Results Data Structure

For convenience of generating plots, result data from benchmarking runs is stores as a serialized Julia data structure. The details of that data structure are provided here. Results themselves can be found in either $AUTOTM_HOME/experiments/Benchmarker/data/cpu or $AUTOTM_HOME/experiments/Benchmarker/data/gpu.

The top level struct is a Julia NamedTuple with the following fields

io_size: The size in bytes of a network's input and output tensors.
default_alloc_size: The number of bytes required by ngraph to run the graph natively.
gpu_managed_runtime: The runtime of a network when using cudaMallocManaged (only applies to networks run on the GPU)
runs: A vector containing result data for all benchmark runs for this particular workload. The item that varies between runs is the amount of DRAM allowed. The elements of this vector are of type Dict{Symbol, Any}.

CPU

For CPU workloads, the metrics recorded in the runs dictionaries are

:creation_times: Time spent creating the ILP formulation. This is a vector which may have multiple elements if the ILP was run multiple times due to defragmentation.
:optimization_times: Time spent solving the ILP. Like creation_times, this may have multiple entries.
:predicted_runtime: Runtime predicted by the ILP
:dram_limit: The DRAM limit passed to the optimizer.
:tensor_size_map: A dictionary mapping intermediate tensor names to their size in bytes.
:config_map: A dictionary mapping ngraph nodes to their input and output configuration.
:ratio: The ratio of PMM to DRAM.
:num_move_nodes: The number of move nodes emitted.
:num_pmem_move_nodes: The number of move nodes moving data from DRAM to PMM.
:num_dram_move_nodes: The nubmer of move nodes moving data from PMM to DRAM.
:bytes_moved: The total amount of data in bytes moved between memory pools.
:bytes_moved_pmem: The number of bytes moved from DRAM to PMM.
:bytes_moved_dram: The number of bytes moved from PMM to DRAM.
:num_async_move_nodes: The number of asynchronous move nodes generated.
:num_pmem_async_move_nodes: The number of asynchronous move nodes from DRAM to PMM.
:num_dram_async_move_nodes: The number of asynchronous move nodes from PMM to DRAM.
:bytes_async_moved: The total amount of data in bytes moved asynchronously.
:bytes_async_moved_pmem: The amount of data in bytes moved asynchronously from DRAM to PMM.
:bytes_async_moved_dram: The amount of data in bytes moved asynchronously from PMM to DRAM.
:num_kernels: The number of ngraph nodes in the computation graph.
:num_input_tensors: The total number of kernel inputs in the computation graph.
:num_output_tensors: The total number of kernel outputs in the computation graph.
:num_dram_input_tensors: The number of kernel inputs that are in DRAM.
:num_dram_output_tensors: The number of kernel outputs that are in DRAM.
:bytes_input_tensors: The total size of all kernel inputs.
:bytes_output_tensors: The total size of all kernel outputs.
:bytes_dram_input_tensors: The total size of all kernel inputs that are in DRAM.
:bytes_dram_output_tensors: The total size of all kernel outputs that are in DRAM.
:dram_alloc_size: The actual allocation size made by ngraph for DRAM.
:pmem_alloc_size: The actual size of the PMM pool allocated by ngraph.
:move_time: Estimate of time spent moving data. Estimated based on the number of move nodes and the expected time for each move node.

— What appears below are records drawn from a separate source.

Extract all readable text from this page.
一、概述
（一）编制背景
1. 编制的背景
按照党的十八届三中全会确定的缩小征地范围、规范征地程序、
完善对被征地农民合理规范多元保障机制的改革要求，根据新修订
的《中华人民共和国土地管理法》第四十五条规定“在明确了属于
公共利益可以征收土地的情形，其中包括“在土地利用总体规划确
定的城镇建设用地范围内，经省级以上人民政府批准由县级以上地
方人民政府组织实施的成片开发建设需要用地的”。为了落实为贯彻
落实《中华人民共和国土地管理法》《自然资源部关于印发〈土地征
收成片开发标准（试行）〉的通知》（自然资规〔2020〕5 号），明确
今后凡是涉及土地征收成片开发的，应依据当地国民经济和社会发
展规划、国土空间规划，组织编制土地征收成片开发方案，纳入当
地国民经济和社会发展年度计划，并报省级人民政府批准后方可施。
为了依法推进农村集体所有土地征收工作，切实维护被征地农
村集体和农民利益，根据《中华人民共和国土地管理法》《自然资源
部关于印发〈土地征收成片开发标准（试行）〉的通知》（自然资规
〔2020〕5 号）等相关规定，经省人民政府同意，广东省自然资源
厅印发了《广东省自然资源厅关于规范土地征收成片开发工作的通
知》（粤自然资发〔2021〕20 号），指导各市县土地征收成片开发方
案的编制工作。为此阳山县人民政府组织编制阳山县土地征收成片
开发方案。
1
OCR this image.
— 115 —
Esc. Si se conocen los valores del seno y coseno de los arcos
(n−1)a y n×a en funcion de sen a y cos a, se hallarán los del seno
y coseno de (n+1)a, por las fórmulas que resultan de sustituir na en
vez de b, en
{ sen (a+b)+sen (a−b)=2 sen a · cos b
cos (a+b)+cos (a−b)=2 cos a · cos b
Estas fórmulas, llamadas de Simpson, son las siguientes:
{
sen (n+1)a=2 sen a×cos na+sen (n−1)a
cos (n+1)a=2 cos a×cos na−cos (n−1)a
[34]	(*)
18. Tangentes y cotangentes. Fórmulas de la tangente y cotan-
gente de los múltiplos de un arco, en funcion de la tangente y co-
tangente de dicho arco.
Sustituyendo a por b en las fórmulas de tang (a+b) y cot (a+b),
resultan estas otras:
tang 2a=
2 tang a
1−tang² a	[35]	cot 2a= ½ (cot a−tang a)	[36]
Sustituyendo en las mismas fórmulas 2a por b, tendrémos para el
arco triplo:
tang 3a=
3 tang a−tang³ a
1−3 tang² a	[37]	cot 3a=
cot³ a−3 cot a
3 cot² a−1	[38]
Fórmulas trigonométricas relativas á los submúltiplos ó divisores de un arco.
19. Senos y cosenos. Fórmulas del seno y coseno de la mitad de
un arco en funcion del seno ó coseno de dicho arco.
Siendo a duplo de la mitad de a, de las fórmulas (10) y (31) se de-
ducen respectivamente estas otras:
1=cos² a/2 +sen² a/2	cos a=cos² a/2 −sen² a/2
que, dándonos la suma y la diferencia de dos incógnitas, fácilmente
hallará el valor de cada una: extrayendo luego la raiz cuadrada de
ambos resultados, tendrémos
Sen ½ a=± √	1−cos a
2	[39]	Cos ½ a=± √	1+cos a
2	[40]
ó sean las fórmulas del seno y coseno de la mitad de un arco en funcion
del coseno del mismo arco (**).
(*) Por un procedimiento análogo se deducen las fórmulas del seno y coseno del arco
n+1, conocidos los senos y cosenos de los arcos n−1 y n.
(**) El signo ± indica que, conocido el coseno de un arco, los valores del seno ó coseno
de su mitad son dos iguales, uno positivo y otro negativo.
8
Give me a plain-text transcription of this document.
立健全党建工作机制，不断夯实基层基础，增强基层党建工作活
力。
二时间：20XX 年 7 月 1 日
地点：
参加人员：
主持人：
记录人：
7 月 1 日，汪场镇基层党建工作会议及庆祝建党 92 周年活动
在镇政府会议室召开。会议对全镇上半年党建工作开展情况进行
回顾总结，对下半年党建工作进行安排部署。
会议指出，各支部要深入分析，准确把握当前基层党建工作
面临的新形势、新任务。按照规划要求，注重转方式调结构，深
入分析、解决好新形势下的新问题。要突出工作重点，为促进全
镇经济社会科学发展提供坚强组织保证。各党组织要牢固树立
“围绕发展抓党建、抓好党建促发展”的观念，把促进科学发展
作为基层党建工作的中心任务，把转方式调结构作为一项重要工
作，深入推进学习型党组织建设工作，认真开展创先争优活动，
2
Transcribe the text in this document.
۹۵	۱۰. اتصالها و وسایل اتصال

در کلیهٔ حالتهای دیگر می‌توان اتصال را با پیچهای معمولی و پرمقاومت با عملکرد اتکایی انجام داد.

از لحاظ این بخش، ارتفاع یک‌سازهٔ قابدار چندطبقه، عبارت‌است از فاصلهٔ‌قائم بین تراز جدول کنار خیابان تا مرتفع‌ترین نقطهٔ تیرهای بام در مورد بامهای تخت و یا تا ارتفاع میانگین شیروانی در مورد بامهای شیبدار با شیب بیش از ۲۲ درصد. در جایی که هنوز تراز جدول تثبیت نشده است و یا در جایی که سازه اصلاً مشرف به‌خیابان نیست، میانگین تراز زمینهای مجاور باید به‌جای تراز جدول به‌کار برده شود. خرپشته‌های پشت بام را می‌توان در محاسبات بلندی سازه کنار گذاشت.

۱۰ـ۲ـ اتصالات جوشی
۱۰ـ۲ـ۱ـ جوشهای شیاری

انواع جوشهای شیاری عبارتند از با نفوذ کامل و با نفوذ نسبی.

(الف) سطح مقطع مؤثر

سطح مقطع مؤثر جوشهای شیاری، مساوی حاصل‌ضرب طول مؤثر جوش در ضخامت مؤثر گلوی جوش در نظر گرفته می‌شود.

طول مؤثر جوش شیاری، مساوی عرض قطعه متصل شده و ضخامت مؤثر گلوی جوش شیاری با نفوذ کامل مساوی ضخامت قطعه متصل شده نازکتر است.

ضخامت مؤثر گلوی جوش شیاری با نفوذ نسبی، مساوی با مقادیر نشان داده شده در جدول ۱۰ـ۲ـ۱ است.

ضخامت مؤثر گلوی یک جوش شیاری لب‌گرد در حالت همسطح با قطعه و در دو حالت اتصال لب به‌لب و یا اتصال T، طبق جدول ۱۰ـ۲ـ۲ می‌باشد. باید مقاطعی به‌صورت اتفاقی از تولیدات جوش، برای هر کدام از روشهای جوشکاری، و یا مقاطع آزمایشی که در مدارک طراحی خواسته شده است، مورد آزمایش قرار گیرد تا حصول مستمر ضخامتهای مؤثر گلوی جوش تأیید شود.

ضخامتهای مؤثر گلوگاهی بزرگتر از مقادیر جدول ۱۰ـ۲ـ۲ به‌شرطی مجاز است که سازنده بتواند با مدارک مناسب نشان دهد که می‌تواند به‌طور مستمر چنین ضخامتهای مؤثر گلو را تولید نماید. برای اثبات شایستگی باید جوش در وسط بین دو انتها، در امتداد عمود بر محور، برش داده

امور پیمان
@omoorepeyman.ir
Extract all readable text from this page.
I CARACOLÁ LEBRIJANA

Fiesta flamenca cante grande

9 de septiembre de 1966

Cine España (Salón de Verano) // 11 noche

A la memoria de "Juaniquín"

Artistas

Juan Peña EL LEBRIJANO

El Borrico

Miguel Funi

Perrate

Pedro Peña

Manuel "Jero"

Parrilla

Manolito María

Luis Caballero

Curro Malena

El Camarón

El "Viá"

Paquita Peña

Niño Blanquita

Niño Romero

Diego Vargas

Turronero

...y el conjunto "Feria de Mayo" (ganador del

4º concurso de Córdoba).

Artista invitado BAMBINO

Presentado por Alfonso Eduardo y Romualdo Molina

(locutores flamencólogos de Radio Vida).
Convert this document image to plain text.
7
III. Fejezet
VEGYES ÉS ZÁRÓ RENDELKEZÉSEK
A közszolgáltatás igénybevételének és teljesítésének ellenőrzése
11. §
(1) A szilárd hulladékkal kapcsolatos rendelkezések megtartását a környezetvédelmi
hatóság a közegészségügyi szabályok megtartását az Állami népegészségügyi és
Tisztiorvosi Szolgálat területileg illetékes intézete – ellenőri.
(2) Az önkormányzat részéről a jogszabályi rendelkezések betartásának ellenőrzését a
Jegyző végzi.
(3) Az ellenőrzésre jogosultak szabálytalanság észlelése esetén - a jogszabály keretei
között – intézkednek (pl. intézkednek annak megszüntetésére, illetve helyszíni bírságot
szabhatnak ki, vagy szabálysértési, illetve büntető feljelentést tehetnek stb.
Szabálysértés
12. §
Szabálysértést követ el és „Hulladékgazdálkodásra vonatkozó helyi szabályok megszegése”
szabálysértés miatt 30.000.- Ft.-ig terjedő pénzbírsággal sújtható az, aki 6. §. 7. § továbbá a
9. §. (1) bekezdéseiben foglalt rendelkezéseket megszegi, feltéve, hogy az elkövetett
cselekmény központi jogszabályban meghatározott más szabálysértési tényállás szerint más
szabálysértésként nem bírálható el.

If the workload was run, the following fields will also be included

:actual_runtime: The actual measured runtime of the workload.
:kernel_times: A dictionary mapping kernel names to their actual runtime.

GPU

The entries in the GPU dictionary are largely the same. In the case of the GPU, the term pmem refers to host DRAM and dram refers to device DRAM. Additionally, the GPU data has the following entry:

:oracle_time: Predicted fastest runtime if all kernels with selectable implementations used their fastest implementation.